T2POIM

Writing is about learning what you like to read and then learning what you like to write and then writing what you like to read. That’s my opinion. Naturally.

So today’s Things That Probably Only Interest Me (T2POIM) is about our local temperature. Arriving home yesterday just past five in the pre-evening (or post-afternoon), I checked the temps. Thirty-seven F. Sweet.

We’ve had days of colder weather that we’re used to. I’m not bragging that ours was cold because I know my sisters were out shopping in twelve degree weather. We never went that low.

That’s the thing, however. We usually don’t go low on temps. A few times per winter finds temps in the low twenties and high teens, which is what we’ve been experiencing. As our homes aren’t built to endure that, we need to attend matters like the furnace, pipes and cats to ensure nothing freezes on us.

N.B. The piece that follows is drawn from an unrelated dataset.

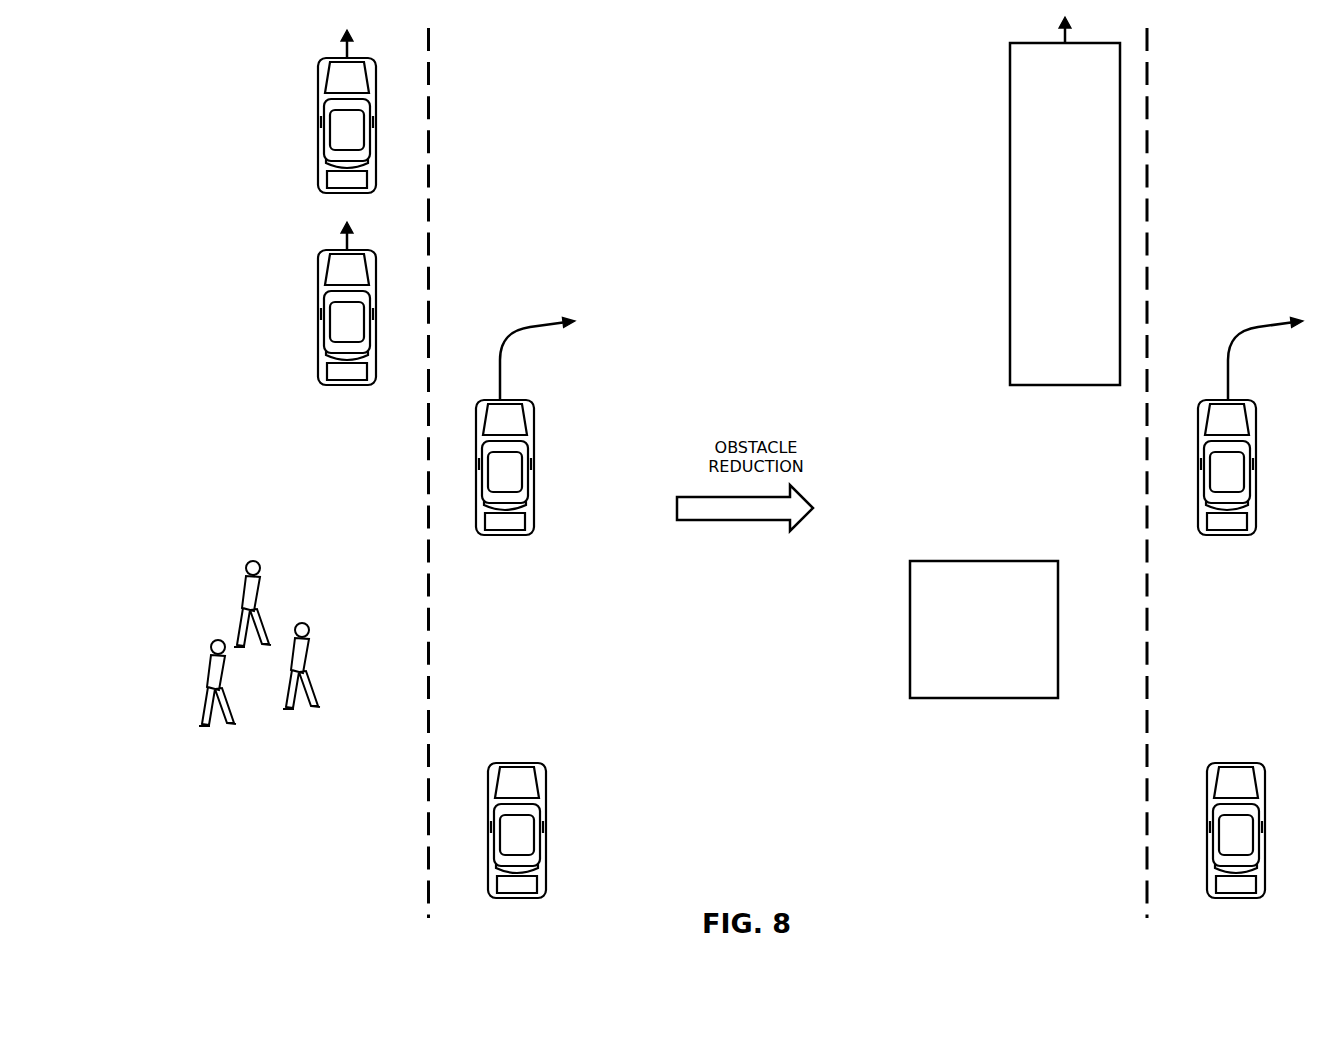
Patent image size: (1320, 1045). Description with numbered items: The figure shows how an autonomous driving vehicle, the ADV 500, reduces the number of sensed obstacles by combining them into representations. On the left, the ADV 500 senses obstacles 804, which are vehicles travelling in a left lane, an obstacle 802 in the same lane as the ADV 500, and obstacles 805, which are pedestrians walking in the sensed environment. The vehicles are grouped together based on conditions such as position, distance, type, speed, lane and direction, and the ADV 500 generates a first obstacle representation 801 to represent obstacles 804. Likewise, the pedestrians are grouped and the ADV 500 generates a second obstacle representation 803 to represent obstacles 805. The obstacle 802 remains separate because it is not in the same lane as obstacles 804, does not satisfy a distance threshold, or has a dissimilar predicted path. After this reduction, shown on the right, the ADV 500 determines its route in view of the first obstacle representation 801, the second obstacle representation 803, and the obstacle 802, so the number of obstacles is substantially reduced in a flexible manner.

Thirty-seven yesterday pre-evening marked the first time that we were over freezing that late in the day. I skated through some relief with a mental cry that the worse was over. But I kept watching the temp. Six: thirty-seven. Seven: thirty-seven. Eight: thirty-seven.

Midnight: thirty-seven.

By now, I believed my weather station was kaput. But local online stations showed the same temperature. So…I went to bed.

Three: thirty-seven.

Six: thirty-seven.

Seven: thirty-seven.

Eight: thirty-seven.

I went to Southern Oregon University’s online weather station. It’s physically situated several hundred feet lower in elevation and in a field where either sun or fog often envelops it. Its temp was but one degree below our temp. Pulling up their graphs, I saw the same results I’d noticed at home: the temperature hadn’t changed since five PM yesterday.

By ten, our temperature had finally climbed to thirty-eight. But it struck me as astonishing, that through a winter night and past sunrise, the temperature remained the same. Of course, seeing the thick cloud cover and then the rain, I knew a warm front had moved in.

It’s interesting. I’m sure, though, seeing an unchanging temperature over fifteen hours remains a T2POIM.